According to Ms. Troye, Mr. Short dispatched junior members of the vice president’s staff to circumvent the C.D.C. in search of data he thought might better support the White House’s position.
“I was appalled when I found out that Marc Short was tasking more junior staff in the office of the vice president to develop charts” for White House briefings, she said.
After Ms. Troye went public this month, Mr. Short told MSNBC that she had a vendetta against the president and that she left the White House because “the strain was too much for her to do the job.”
Several former officials said that before one task force briefing in late June, White House officials, including Ms. Troye, spoke to top C.D.C. officers asking for data that could show the low risk of infection and death for school-age children — “a snazzy, easy-to-read document,” one former senior public health official recalled.
The White House seized on a bar chart the C.D.C. distributed that week to other agencies, which showed that 60 percent of coronavirus deaths were people over the age of 75. Officials asked the C.D.C. to provide a new chart to show people 18 and under as a separate group — rather than including them as normal in an under-25 category — in an effort to demonstrate that the risk for school-age children was relatively low.
In another instance, Dr. Birx took a direct role in an effort to push the C.D.C. to incorporate work from a little-known agency inside the Department of Health and Human Services, the Substance Abuse and Mental Health Services Administration.
The document worked on by the mental health agency struck a different tone from the cautious approach being proposed by the C.D.C., warning that school closures would have a long-term effect on the mental health of children.
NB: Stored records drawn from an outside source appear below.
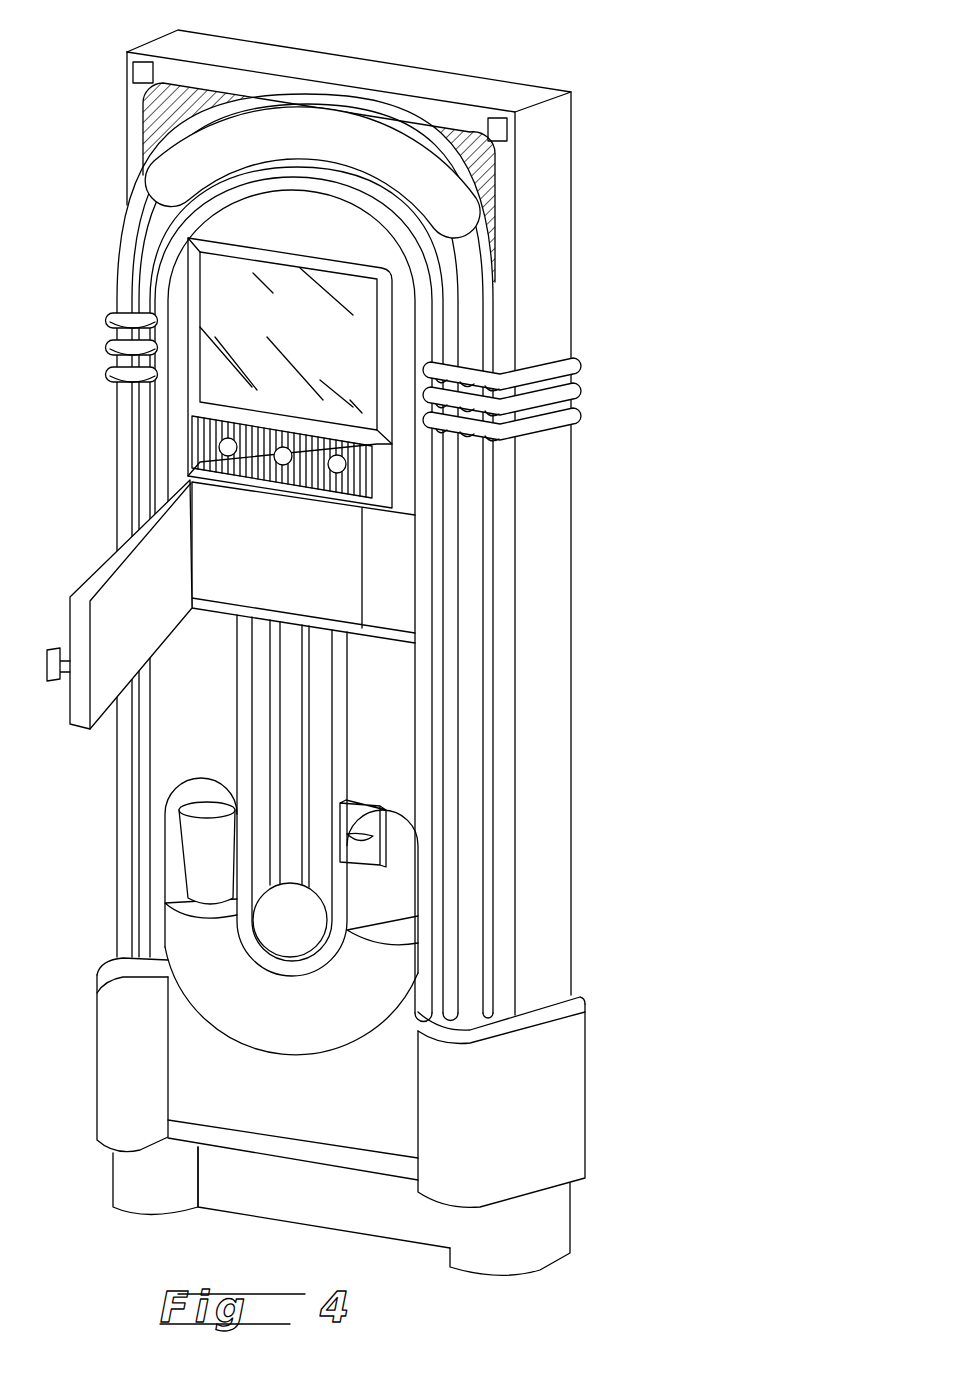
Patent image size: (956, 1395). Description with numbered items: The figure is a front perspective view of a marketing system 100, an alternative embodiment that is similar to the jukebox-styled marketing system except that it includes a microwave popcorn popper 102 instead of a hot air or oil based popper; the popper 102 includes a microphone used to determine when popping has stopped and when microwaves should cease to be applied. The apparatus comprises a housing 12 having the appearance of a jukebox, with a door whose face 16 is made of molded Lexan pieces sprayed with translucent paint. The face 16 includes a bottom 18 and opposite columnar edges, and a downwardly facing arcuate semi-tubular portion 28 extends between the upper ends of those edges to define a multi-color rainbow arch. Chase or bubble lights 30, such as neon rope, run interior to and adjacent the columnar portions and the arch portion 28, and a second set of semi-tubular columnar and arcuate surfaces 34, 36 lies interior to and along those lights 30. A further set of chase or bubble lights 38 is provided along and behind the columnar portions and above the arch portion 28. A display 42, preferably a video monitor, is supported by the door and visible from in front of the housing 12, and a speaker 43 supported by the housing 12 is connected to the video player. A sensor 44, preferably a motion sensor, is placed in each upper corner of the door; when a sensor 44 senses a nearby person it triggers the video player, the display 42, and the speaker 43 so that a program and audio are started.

The marketing system 100 is at (359, 642).
The housing 12 is at (113, 470).
The face 16 is at (370, 1097).
The bottom 18 is at (290, 1228).
The downwardly facing arcuate semi-tubular molded or glass portion 28 is at (122, 238).
The chase lights or bubble lights 30 is at (452, 915).
The semi-tubular columnar and arcuate surface 34 is at (440, 336).
The semi-tubular columnar and arcuate surface 36 is at (440, 727).
The chase lights or bubble lights 38 is at (320, 106).
The display 42 is at (276, 302).
The speaker 43 is at (290, 930).
The sensor 44 is at (133, 70).
The microwave popcorn popper 102 is at (240, 565).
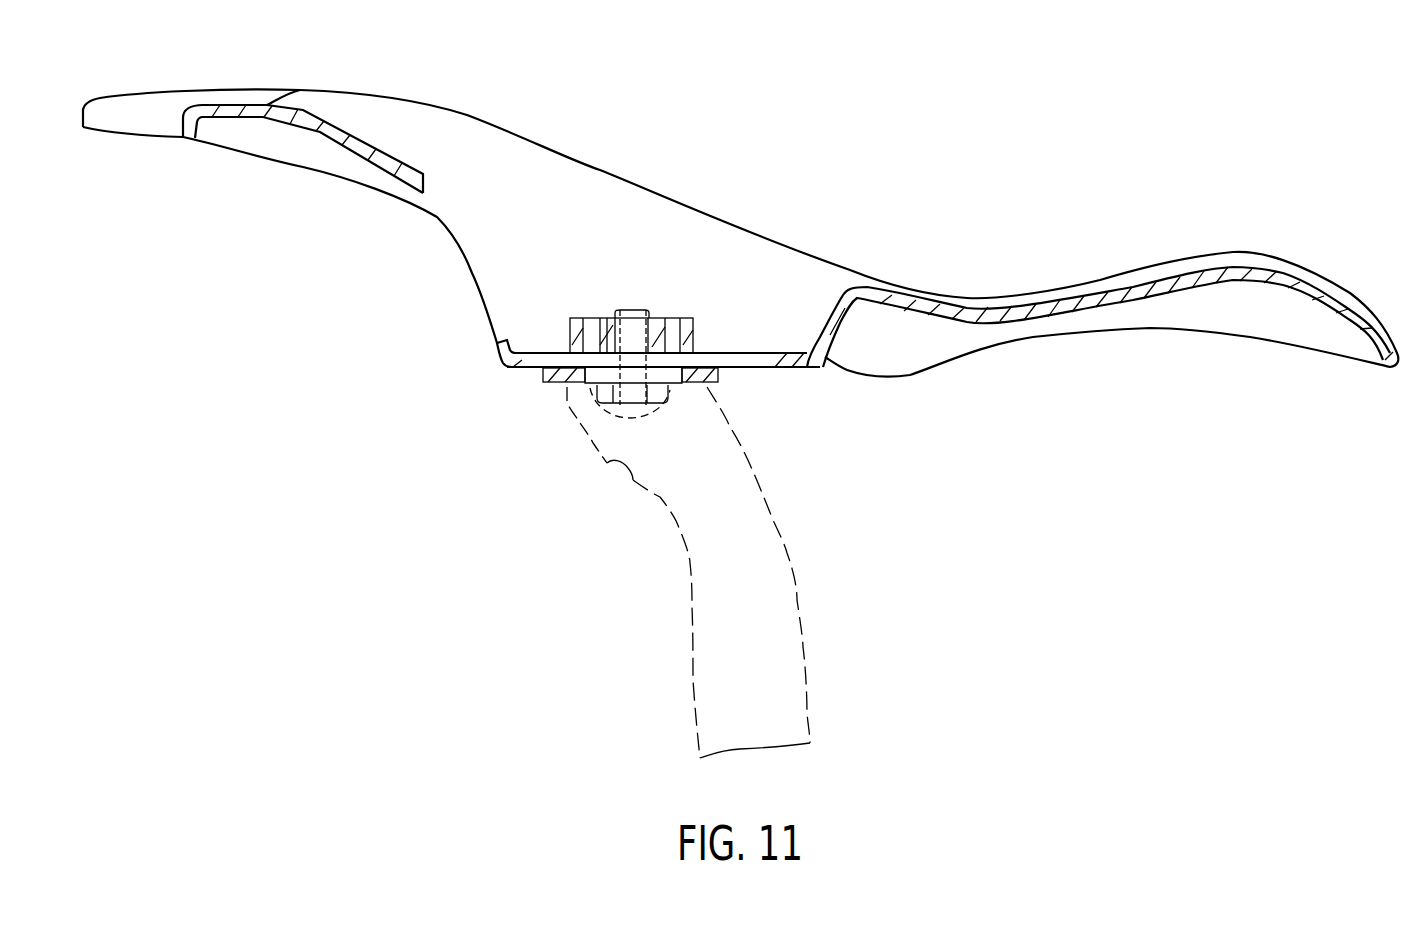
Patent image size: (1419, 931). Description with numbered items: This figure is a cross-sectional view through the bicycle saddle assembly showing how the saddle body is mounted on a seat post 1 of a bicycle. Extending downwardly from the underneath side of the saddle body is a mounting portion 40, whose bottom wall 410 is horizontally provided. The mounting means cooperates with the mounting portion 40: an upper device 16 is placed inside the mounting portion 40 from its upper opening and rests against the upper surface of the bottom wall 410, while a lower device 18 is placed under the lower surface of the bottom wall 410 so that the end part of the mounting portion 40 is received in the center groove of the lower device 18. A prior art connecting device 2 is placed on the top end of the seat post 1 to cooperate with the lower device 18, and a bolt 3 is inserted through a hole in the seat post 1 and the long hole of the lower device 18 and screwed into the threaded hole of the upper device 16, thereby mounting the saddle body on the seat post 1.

The seat post 1 is at (773, 523).
The connecting device 2 is at (590, 395).
The bolt 3 is at (623, 478).
The upper device 16 is at (658, 318).
The lower device 18 is at (543, 382).
The mounting portion 40 is at (472, 273).
The bottom wall 410 is at (522, 360).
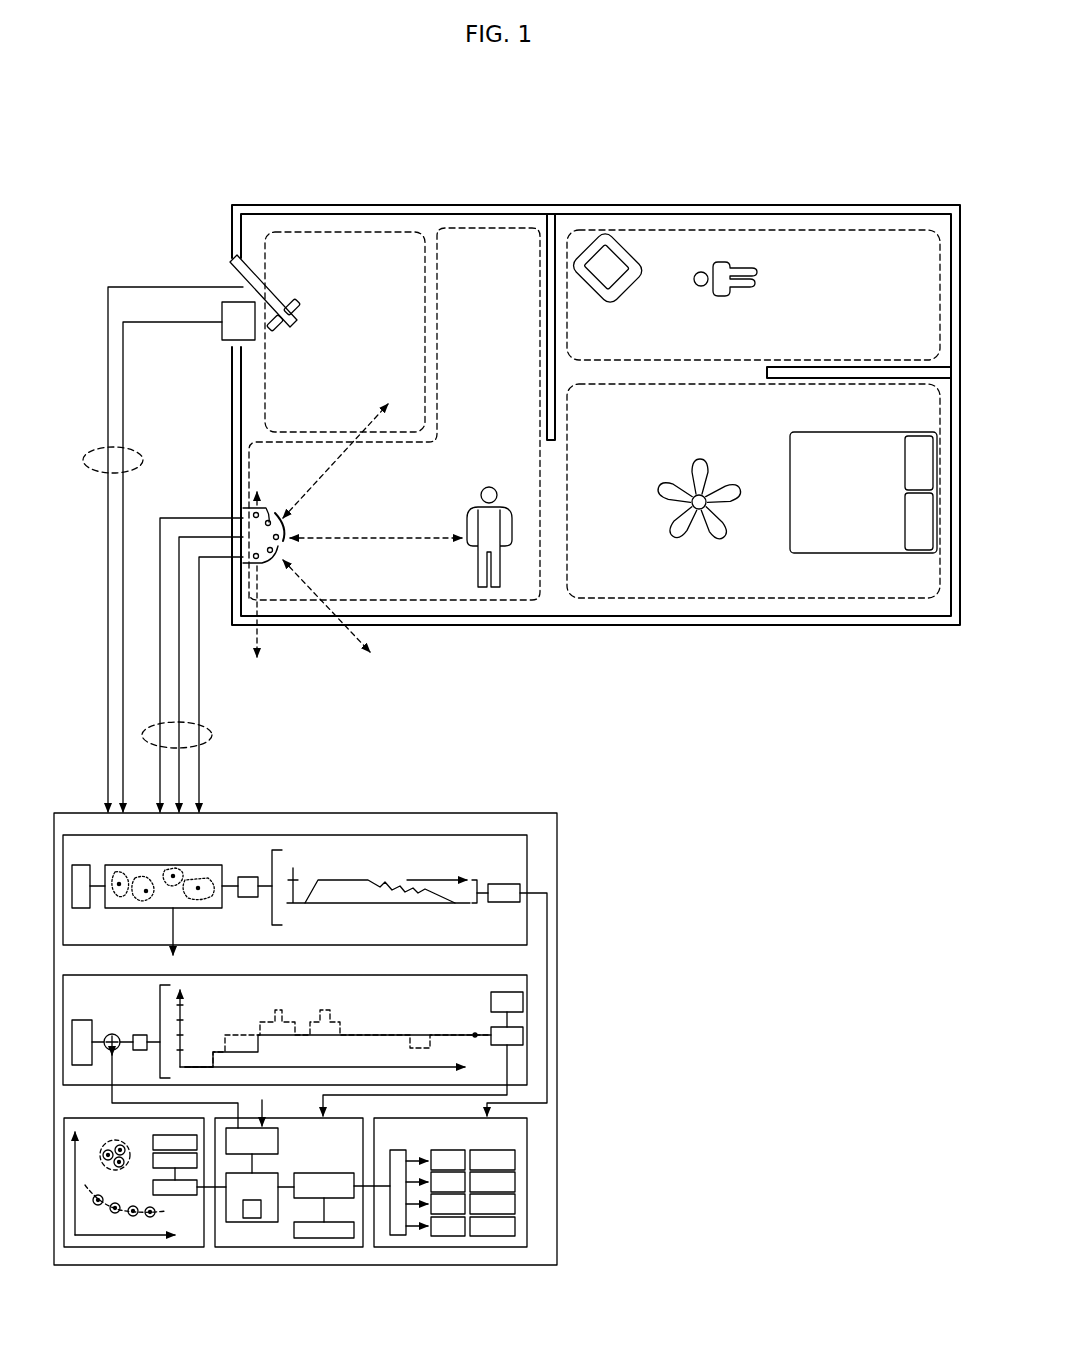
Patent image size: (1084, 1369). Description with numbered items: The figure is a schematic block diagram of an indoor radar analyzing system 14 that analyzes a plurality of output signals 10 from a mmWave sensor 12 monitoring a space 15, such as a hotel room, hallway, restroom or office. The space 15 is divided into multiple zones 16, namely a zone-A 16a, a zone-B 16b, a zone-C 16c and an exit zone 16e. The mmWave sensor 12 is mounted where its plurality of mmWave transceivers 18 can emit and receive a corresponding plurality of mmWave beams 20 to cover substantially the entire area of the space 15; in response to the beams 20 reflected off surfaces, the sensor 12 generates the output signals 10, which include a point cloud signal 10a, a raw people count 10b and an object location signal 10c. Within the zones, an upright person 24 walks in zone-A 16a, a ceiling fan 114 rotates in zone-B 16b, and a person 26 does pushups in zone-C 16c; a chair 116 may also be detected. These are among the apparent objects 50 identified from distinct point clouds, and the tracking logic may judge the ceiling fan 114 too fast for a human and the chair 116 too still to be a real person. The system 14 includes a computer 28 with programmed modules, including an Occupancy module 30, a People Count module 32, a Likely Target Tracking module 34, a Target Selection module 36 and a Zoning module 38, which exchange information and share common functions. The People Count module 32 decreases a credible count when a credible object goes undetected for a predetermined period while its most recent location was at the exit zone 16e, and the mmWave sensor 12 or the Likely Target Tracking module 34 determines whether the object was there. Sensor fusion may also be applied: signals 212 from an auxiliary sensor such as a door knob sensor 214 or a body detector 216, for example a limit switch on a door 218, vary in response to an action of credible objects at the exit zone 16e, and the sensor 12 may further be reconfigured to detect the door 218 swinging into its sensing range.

The output signals 10 is at (194, 549).
The point cloud signal 10a is at (201, 776).
The raw people count 10b is at (181, 705).
The object location signal 10c is at (194, 514).
The mmWave sensor 12 is at (307, 515).
The system 14 is at (640, 953).
The space 15 is at (664, 235).
The zones 16 is at (462, 228).
The zone-A 16a is at (423, 600).
The zone-B 16b is at (763, 600).
The zone-C 16c is at (851, 230).
The exit zone 16e is at (322, 232).
The mmWave transceivers 18 is at (270, 512).
The mmWave beams 20 is at (337, 455).
The upright person 24 is at (487, 486).
The person doing pushups 26 is at (730, 300).
The computer 28 is at (557, 1142).
The Occupancy module 30 is at (557, 863).
The People Count module 32 is at (395, 975).
The Likely Target Tracking module 34 is at (125, 1247).
The Target Selection module 36 is at (287, 1247).
The Zoning module 38 is at (466, 1247).
The apparent objects 50 is at (230, 262).
The ceiling fan 114 is at (660, 490).
The chair 116 is at (615, 295).
The signals 212 is at (83, 460).
The door knob sensor 214 is at (288, 325).
The body detector 216 is at (220, 328).
The door 218 is at (268, 292).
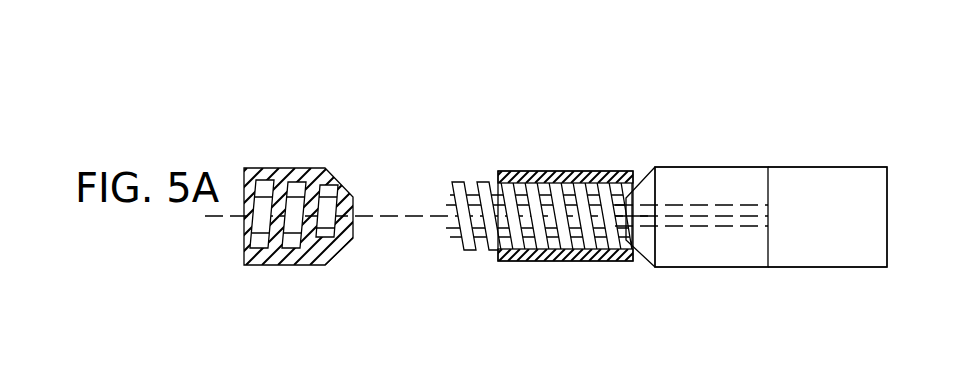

It said that “very few reports of children being the primary source of Covid-19 transmission among family members have emerged” and asserted that children who were asymptomatic “are unlikely to spread the virus.”
In a July 19 email, Dr. Birx asked Dr. Robert R. Redfield, the C.D.C. director, to incorporate the document “as background in the introduction section” of the C.D.C. guidance.
C.D.C. scientists pointed out numerous errors in the document and raised concerns that it appeared to minimize the risk of the coronavirus to school-age children, according to an edited version of the document obtained by The New York Times. The C.D.C. was successful in beating back some of the proposed changes, and the line about asymptomatic children was not included in its final guidelines.
But the gist of the mental health agency’s position — stressing the potential risks of children not attending school — became the introductory text of the final C.D.C. policy, leaving some officials there dismayed.
Brian Morgenstern, a White House spokesman, said the coronavirus task force brought together public health officials “who offer different expertise and views on a variety of issues” in setting policy.
“President Trump relies on the advice of all of his top health officials who agree that it is in the public health interest to safely reopen schools, and that the relative risks posed by the virus to young people are outweighed by the risks of keeping children out of school indefinitely,” Mr. Morgenstern said.